Arthur Penn, whose use of slow motion brought out the brutality of the violence at the end of Bonnie and Clyde (1967), used even more dramatic slow-motion imagery for his look at pole vaulters in action in "The Highest." A high-speed technical camera designed for scientific use photographed athletes at 600 frames per second. Oscar-nominated film editor Dede Allen, who also collaborated on Bonnie and Clyde, edited the sequence. Kon Ichikawa, who previously documented the 1964 Summer Olympic Games in Tokyo Olympiad (1965), also turned to slow motion to analyze the sprinters of the 100-yard dash, using 34 cameras and 20,000 feet of film to draw out the 10-second race.
Mai Zetterling was initially interested in focusing on the women athletes, but after screening documentaries on previous Olympic Games she changed her mind and chose to take on the weightlifters. "I knew nothing about them, and cared less, but as I watched the film I became intrigued by the apparent obsessions that motivate men to distort their bodies so," she explained to journalist George Plimpton. Michael Pfleghar took on "The Women" in his segment and Yuriy Ozerov cast his lens on "The Beginning," which begins with the arrival of the athletes at the Olympic village and ends with preparations for various events. Claude Lelouch chose not an event but a theme. He trained his cameras on athletes in defeat in "The Losers."
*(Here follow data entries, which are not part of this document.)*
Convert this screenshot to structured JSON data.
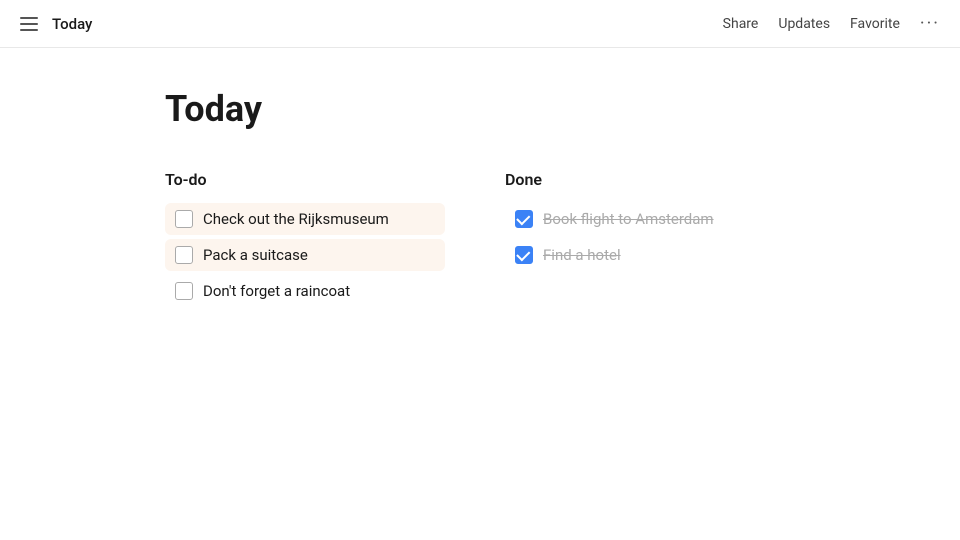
{
  "header": {
    "title": "Today",
    "actions": {
      "share": "Share",
      "updates": "Updates",
      "favorite": "Favorite",
      "more": "···"
    }
  },
  "page": {
    "title": "Today"
  },
  "todo_section": {
    "title": "To-do",
    "items": [
      {
        "id": 1,
        "label": "Check out the Rijksmuseum",
        "checked": false,
        "highlighted": true
      },
      {
        "id": 2,
        "label": "Pack a suitcase",
        "checked": false,
        "highlighted": true
      },
      {
        "id": 3,
        "label": "Don't forget a raincoat",
        "checked": false,
        "highlighted": false
      }
    ]
  },
  "done_section": {
    "title": "Done",
    "items": [
      {
        "id": 1,
        "label": "Book flight to Amsterdam",
        "checked": true
      },
      {
        "id": 2,
        "label": "Find a hotel",
        "checked": true
      }
    ]
  }
}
The 1972 Summer Olympics were the site of perhaps the most tragic event in Olympic history: the Palestinian terrorist organization Black September took 11 Israeli athletes and coaches hostage in the Olympic Village, all of whom were killed in a rescue attempt. Only one sequence acknowledges this assault on the spirit of the games and the lives of its athletes. John Schlesinger chose the marathon and followed British runner Ron Hill, a scientist who trained on his own before and after work in Lancashire. "The nature of the film about Hill changed personally for me after the Israeli killings," remarked Schlesinger, who was still in London at the time and scheduled to fly to Munich the next day to prepare shooting his sequence.
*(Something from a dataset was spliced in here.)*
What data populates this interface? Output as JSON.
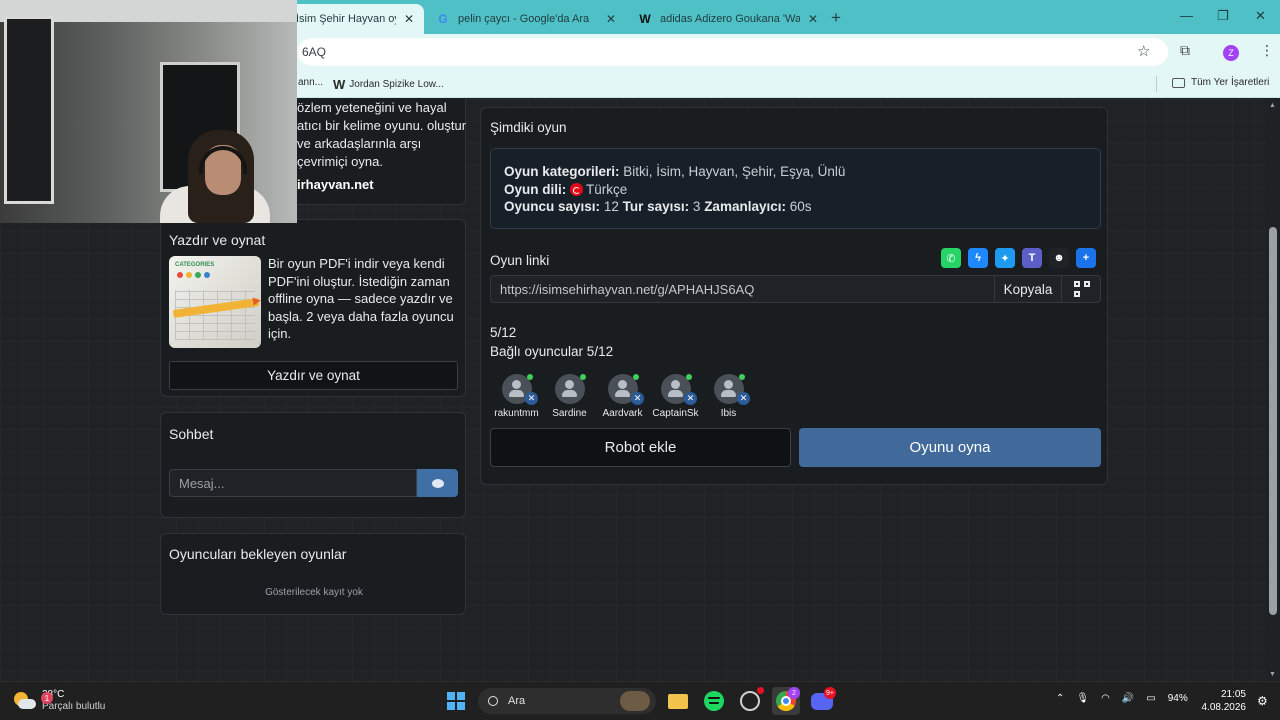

Schlesinger considered canceling entirely after Wolper refused his request to change subjects and focus on the attack and its reverberations, but he changed his mind after speaking with Hill, who told him, "If I allowed myself to think about what had happened, I would have become emotionally involved and thus not able to run." That single-minded focus intrigued Schlesinger, and he flew to Germany to complete his segment. "That's what I made my film about—that statement." The film ends with the dedication: "In memory of the 11 slain Israeli Athletes, tragic victims of the violence of our times."
The film screened out of competition at the 1973 Cannes Film Festival before it was released in theaters around the world, opening to generally positive reviews. It won the Golden Globe award for best documentary in 1974.
Sources:
"Olympic Visions of Eight," George Plimpton. Sports Illustrated, August 1973.